Now it was my turn to look at the CIO as if he were a moron. I had worked with this company. Let's just say the "brand experience" his internal clients described was something less than the breathtaking "brand value" he so eloquently promoted. Because I'm basically not a nice guy, I started asking other CIOs and IT executives this question. The answers - after the obligatory "You must be kidding" look - were either variations on this "mission statement" theme or simple statements about what they thought was their group's "core competence". This was true even for companies built on brand management, such as Procter & Gamble. The most impressive response was: "We're the best partner for data-driven business initiatives."

The Value of a Brand

Because I'm really not a nice guy, I also asked executives and midlevel managers at a variety of companies the obvious counterpart question: How would you describe the "brand value" or "unique selling proposition" positioning of your company's IT department?

What Your Users Think of You

No one looked at me as if I were a moron this time. To the contrary, snorts, smirks or smiles prefaced every reply. "Our IT's brand proposition?" said one HR executive. "It's got to be: 'We're always looking for ways to outsource to India.'" Another was: "Gotta problem? That's why we have the help desk.
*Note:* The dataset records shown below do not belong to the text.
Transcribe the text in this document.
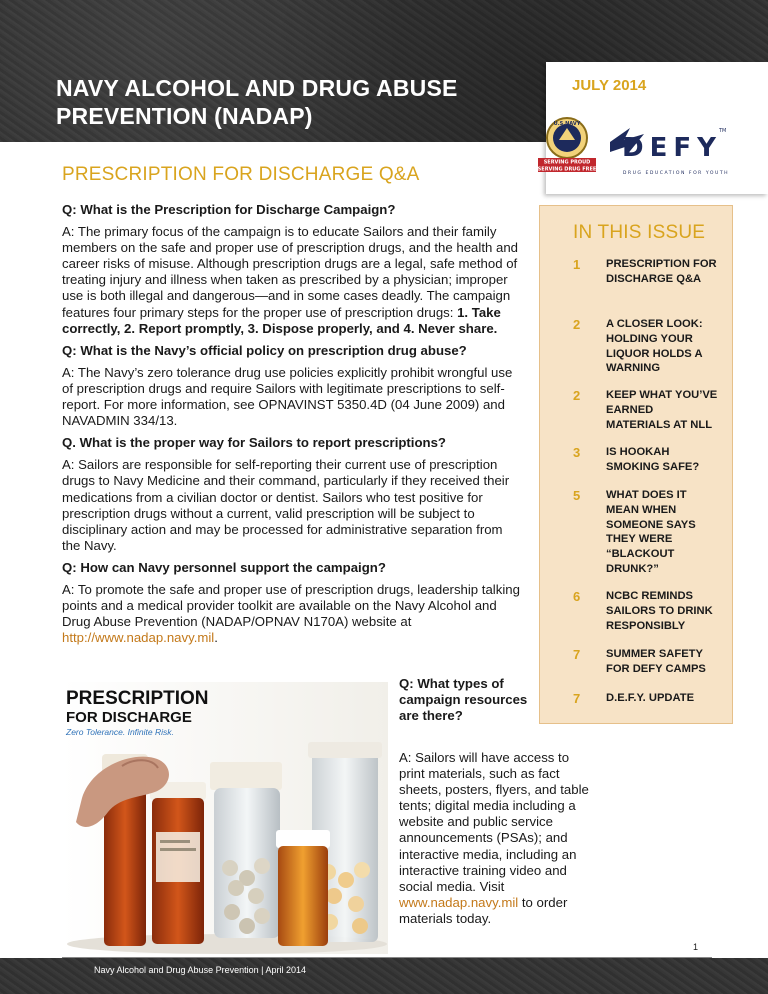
NAVY ALCOHOL AND DRUG ABUSE
PREVENTION (NADAP)
JULY 2014
U.S.NAVY
SERVING PROUD
SERVING DRUG FREE
DEFY
TM
DRUG EDUCATION FOR YOUTH
PRESCRIPTION FOR DISCHARGE Q&A
Q: What is the Prescription for Discharge Campaign?
A: The primary focus of the campaign is to educate Sailors and their family members on the safe and proper use of prescription drugs, and the health and career risks of misuse. Although prescription drugs are a legal, safe method of treating injury and illness when taken as prescribed by a physician; improper use is both illegal and dangerous—and in some cases deadly. The campaign features four primary steps for the proper use of prescription drugs: 1. Take correctly, 2. Report promptly, 3. Dispose properly, and 4. Never share.
Q: What is the Navy’s official policy on prescription drug abuse?
A: The Navy’s zero tolerance drug use policies explicitly prohibit wrongful use of prescription drugs and require Sailors with legitimate prescriptions to self-report. For more information, see OPNAVINST 5350.4D (04 June 2009) and NAVADMIN 334/13.
Q. What is the proper way for Sailors to report prescriptions?
A: Sailors are responsible for self-reporting their current use of prescription drugs to Navy Medicine and their command, particularly if they received their medications from a civilian doctor or dentist. Sailors who test positive for prescription drugs without a current, valid prescription will be subject to disciplinary action and may be processed for administrative separation from the Navy.
Q: How can Navy personnel support the campaign?
A: To promote the safe and proper use of prescription drugs, leadership talking points and a medical provider toolkit are available on the Navy Alcohol and Drug Abuse Prevention (NADAP/OPNAV N170A) website at http://www.nadap.navy.mil.
Q: What types of campaign resources are there?
A: Sailors will have access to print materials, such as fact sheets, posters, flyers, and table tents; digital media including a website and public service announcements (PSAs); and interactive media, including an interactive training video and social media. Visit www.nadap.navy.mil to order materials today.
PRESCRIPTION
FOR DISCHARGE
Zero Tolerance. Infinite Risk.
IN THIS ISSUE
1 PRESCRIPTION FOR DISCHARGE Q&A
2 A CLOSER LOOK: HOLDING YOUR LIQUOR HOLDS A WARNING
2 KEEP WHAT YOU’VE EARNED MATERIALS AT NLL
3 IS HOOKAH SMOKING SAFE?
5 WHAT DOES IT MEAN WHEN SOMEONE SAYS THEY WERE “BLACKOUT DRUNK?”
6 NCBC REMINDS SAILORS TO DRINK RESPONSIBLY
7 SUMMER SAFETY FOR DEFY CAMPS
7 D.E.F.Y. UPDATE
1
Navy Alcohol and Drug Abuse Prevention | April 2014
Call them." Or how about: "You're not just a partner; you're a beta site" and "You bought it; you support it"? Several responses revolved around: "Yes, we can do that for you if you really want - but not at that budget and schedule."

In other words, internal customers and clients tended to focus on promises unfulfilled or pathologies they disliked. To be fair, almost every internal customer in my unscientific sample acknowledged what their IT departments were trying to accomplish. But they chose to focus on describing their actual experiences as the brand value. Of course, none of these IT departments actually had an internal "brand manager" or brand-building campaign. Which begs the obvious questions: Should CIOs think of their operations as an exercise in building a brand? What if a CIO had a brand manager responsible for internal promotion of the IT brand within the company? If a CIO hired an ad agency to come in and create an advertising and promotional campaign within the company, what would that campaign look like? What might it promise? Who would be the key targets? How would success be measured?